The Simon Fraser University in Canada teaches climate-friendly and sustainable working practices for engineers in the energy sector. The new build for the teaching block sets a good example.
Simon Fraser University in Surrey, Canada, is working on clean solutions for future power generation. The Sustainable Energy and Engineering Program (SEE), which teaches integrated and interdisciplinary approaches for clean, renewable and sustainable energy solutions for the future, forms part of the study program in energy engineering. The university itself has lived up to this ambition by deploying sustainable solutions to construct the new study course building, earning a gold LEED certificate in the process.
The approximately 60 lecturers and more than 500 students use a five-story building distributed over 16,000 square meters that was designed by the Canadian office Revery Architecture. Shinobu Homma and his team faced a special challenge: Due to an extremely tight schedule, at times the design and construction phases were running concurrently. “The constrained schedule was also a fundamental consideration in the decision to utilize prefabricated precast elements for the façade which not only allowed the building to be closed in quickly to meet government funding deadlines, but also minimized construction debris and noise impact on site”, say the architects. A long life cycle and low maintenance requirements also played a role in the choice of precast concrete elements.
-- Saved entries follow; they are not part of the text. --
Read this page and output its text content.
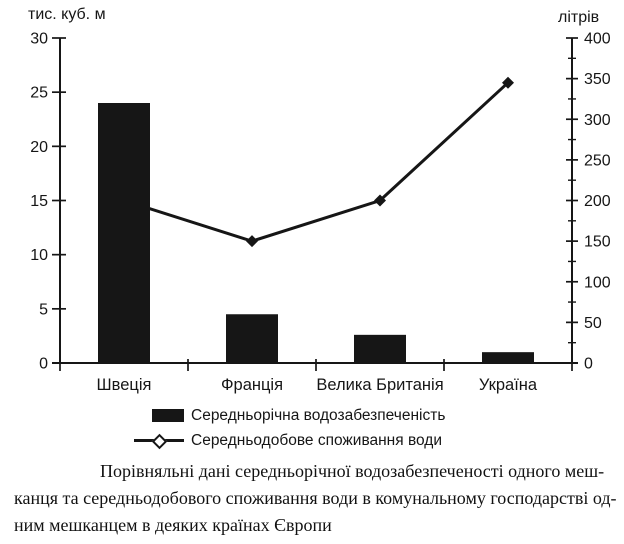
тис. куб. м	літрів
0
5
10
15
20
25
30
0
50
100
150
200
250
300
350
400
Швеція	Франція Велика Британія Україна
Середньорічна водозабезпеченість
Середньодобове споживання води
Порівняльні дані середньорічної водозабезпеченості одного меш-
канця та середньодобового споживання води в комунальному господарстві од-
ним мешканцем в деяких країнах Європи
Revery designed the building around a light-flooded atrium, accommodated laboratories for dry and wet experiments, study rooms, an auditorium with 400 seats, offices and common areas for the students.
The façade consists of wavy, high-performance concrete elements and reflective glass. “The design, derived from abstracted circuit board imagery and replicated on the wooden panels lining the lecture hall, symbolizes the technological subject matter that will be taught within the building and creates an eye-catching landmark in Surrey’s City Centre area”, say the architects.
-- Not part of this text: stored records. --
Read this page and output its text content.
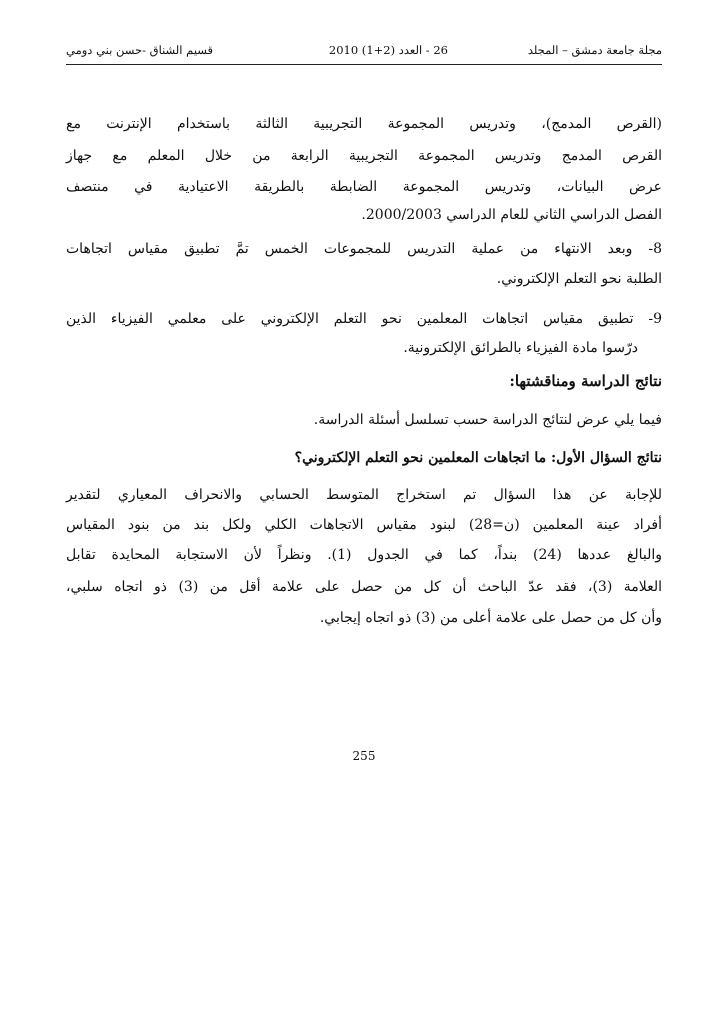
مجلة جامعة دمشق – المجلد
26 - العدد (2+1) 2010
قسيم الشناق -حسن بني دومي
(القرص المدمج)، وتدريس المجموعة التجريبية الثالثة باستخدام الإنترنت مع
القرص المدمج وتدريس المجموعة التجريبية الرابعة من خلال المعلم مع جهاز
عرض البيانات، وتدريس المجموعة الضابطة بالطريقة الاعتيادية في منتصف
الفصل الدراسي الثاني للعام الدراسي 2000/2003.
8- وبعد الانتهاء من عملية التدريس للمجموعات الخمس تمَّ تطبيق مقياس اتجاهات
الطلبة نحو التعلم الإلكتروني.
9- تطبيق مقياس اتجاهات المعلمين نحو التعلم الإلكتروني على معلمي الفيزياء الذين
درّسوا مادة الفيزياء بالطرائق الإلكترونية.
نتائج الدراسة ومناقشتها:
فيما يلي عرض لنتائج الدراسة حسب تسلسل أسئلة الدراسة.
نتائج السؤال الأول: ما اتجاهات المعلمين نحو التعلم الإلكتروني؟
للإجابة عن هذا السؤال تم استخراج المتوسط الحسابي والانحراف المعياري لتقدير
أفراد عينة المعلمين (ن=28) لبنود مقياس الاتجاهات الكلي ولكل بند من بنود المقياس
والبالغ عددها (24) بنداً، كما في الجدول (1). ونظراً لأن الاستجابة المحايدة تقابل
العلامة (3)، فقد عدّ الباحث أن كل من حصل على علامة أقل من (3) ذو اتجاه سلبي،
وأن كل من حصل على علامة أعلى من (3) ذو اتجاه إيجابي.
255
The SureClad Concrete precast plant assumed production of the precast elements. “The stunning precast pieces are textured with a wave-patterned surface, a technically difficult finish when working with unforgiving white concrete”, says Zoran Stanojevic of SureClad. The SureClad experts produced and installed 736 white precast concrete elements, 335 of them with the unique circuit board design. The concrete was a mixture of white sand, white cement and a soft gray aggregate.
Elastic formliners were used to give the finished parts their structure. For this purpose, RECKLI’s American subsidiary US Formliner initially produced individual positive models according to the ideas of the design team, which were then used to cast the molds. Nine formliners were used in six different versions.
When pouring the custom concrete mix, SureClad encountered slight discoloration of the white concrete and asked US Formliner for help. The experts recommended the use of RECKLI PUR seals and thinners. With the use of construction chemicals from the RECKLI Precision Chemicals division, no further discoloration occurred.
The production and installation process took five-and-a-half months and was completed in June 2018. In 2018 The façade won an award from the Canadian Institute for Precast Concrete and Prestressed Concrete for its innovative design, implementation and cooperation.